There are phase angles involved, something which you clearly haven't taken into account.

Wiring fans in series is a bad idea. A fan is not a predictable load.
Let's say one of the fans gets a bit of crap into the bearings and gets slightly more load. The speed of the fan will drop, reducing EMF, the overall voltage on that fan will drop, meaning every other fan will get a voltage boost. Do you see the problem?

Simon, hate to break it to you, but you clearly don't have the experience to work on a circuit like this. Just get a pre-made SMPS (something like a 12V Meanwell with a trimpot) and do it safely, or switch the fans with ones rated for mains voltage.

[grumpydoc]

A diode does not half the voltage! It halfs the power. I assume you have 240V. A diode reduces the voltage to 240V*0.707=170V

Surely it will just half-wave rectify and you will still have the peak voltage present - 240*1.414=340V, not 170.
If you stick a capacitor after that what you get depends on the load and value.

Eh, no.
He was speaking of RMS voltage. The RMS voltage of half-wave rectified mains (which is 230V in UK) is 163V. Do the math, it checks out.

Ok, true enough but the peak is still 170  325-357V.

AC dropper caps only work when you only have AC currents in your circuit. This is not a trait of a half-wave rectifier.

Agree, but you put the cap before the rect - this seems normal in consumer electronics with transformerless supplies, obviously at less current than 6A though.

I don't think any one has suggested this was a good idea and it sounds like Simon has seen sense and found some mains fans to use.

[Dave]

He was speaking of RMS voltage. The RMS voltage of half-wave rectified mains (which is 230V in UK) is 163V. Do the math, it checks out.

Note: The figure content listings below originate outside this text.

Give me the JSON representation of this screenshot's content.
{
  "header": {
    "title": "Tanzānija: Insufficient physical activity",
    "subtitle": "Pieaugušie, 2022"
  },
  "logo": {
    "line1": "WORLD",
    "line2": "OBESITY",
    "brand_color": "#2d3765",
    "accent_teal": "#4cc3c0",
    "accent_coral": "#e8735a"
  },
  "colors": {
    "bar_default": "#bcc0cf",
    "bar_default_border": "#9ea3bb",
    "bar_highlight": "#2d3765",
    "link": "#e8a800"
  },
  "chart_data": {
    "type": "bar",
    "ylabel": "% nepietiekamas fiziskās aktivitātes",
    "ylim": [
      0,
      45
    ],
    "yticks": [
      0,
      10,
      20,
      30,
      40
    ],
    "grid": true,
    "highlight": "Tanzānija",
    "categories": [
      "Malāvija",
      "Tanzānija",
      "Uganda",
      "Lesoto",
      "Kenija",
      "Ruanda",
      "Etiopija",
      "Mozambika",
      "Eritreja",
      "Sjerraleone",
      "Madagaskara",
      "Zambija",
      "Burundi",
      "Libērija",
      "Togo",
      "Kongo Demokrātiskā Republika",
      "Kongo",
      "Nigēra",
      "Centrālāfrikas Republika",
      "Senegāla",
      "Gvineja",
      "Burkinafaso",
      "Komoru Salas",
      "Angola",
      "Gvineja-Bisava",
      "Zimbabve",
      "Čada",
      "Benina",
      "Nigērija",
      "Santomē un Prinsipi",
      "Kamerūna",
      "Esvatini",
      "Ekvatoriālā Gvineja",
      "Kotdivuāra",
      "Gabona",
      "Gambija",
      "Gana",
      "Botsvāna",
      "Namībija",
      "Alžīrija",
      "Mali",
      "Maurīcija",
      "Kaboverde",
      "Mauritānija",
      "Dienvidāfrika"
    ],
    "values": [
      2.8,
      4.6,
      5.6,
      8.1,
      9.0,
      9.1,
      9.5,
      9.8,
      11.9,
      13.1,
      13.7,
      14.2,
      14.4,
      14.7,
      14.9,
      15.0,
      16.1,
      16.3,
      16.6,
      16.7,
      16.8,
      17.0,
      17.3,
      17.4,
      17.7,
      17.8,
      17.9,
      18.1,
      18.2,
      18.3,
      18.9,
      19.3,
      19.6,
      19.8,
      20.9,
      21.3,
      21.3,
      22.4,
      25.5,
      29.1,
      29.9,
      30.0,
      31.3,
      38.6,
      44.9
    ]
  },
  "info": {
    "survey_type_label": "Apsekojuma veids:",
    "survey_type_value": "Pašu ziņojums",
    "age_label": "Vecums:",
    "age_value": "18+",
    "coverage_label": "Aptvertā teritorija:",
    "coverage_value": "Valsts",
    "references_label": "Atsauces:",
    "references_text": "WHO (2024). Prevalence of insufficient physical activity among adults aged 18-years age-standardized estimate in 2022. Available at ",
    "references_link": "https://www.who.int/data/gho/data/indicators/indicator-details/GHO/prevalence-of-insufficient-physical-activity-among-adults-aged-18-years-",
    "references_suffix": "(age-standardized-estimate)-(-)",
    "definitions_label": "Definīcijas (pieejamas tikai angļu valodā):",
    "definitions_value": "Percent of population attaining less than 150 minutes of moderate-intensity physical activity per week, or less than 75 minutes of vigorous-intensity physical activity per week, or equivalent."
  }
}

Ok, true enough but the peak is still 170.

No, the peak is 325V.

Agree, but you put the cap before the rect - this seems normal in consumer electronics with transformerless supplies, obviously at less current than 6A though.

Before a bridge rectifier, yes. Before a half-wave rectifier, absolutely not.

[Simon]

Dave

No I don't have much experience with bodges, I tend to avoid them too hence as already stated a straight 240V option is under way. I just thought it worth thrashing out every concept.

The air will be fairly clean as they are drawing air through what amounts to a guard but yes that still does not account for variations in life span and i have reiterated continually that a 240V option is best. We don't really have room for a power supply anyway.

[grumpydoc]

Ok, true enough but the peak is still 170.

No, the peak is 325V.

Oops - typo; I did say 340 earlier (assuming 240V mains, in fact as mains can be 253V then the max peak would be 357V)

Agree, but you put the cap before the rect - this seems normal in consumer electronics with transformerless supplies, obviously at less current than 6A though.

Before a bridge rectifier, yes. Before a half-wave rectifier, absolutely not.

Again, that's what I suggested - seen a single diode in crappy low current consumer stuff though.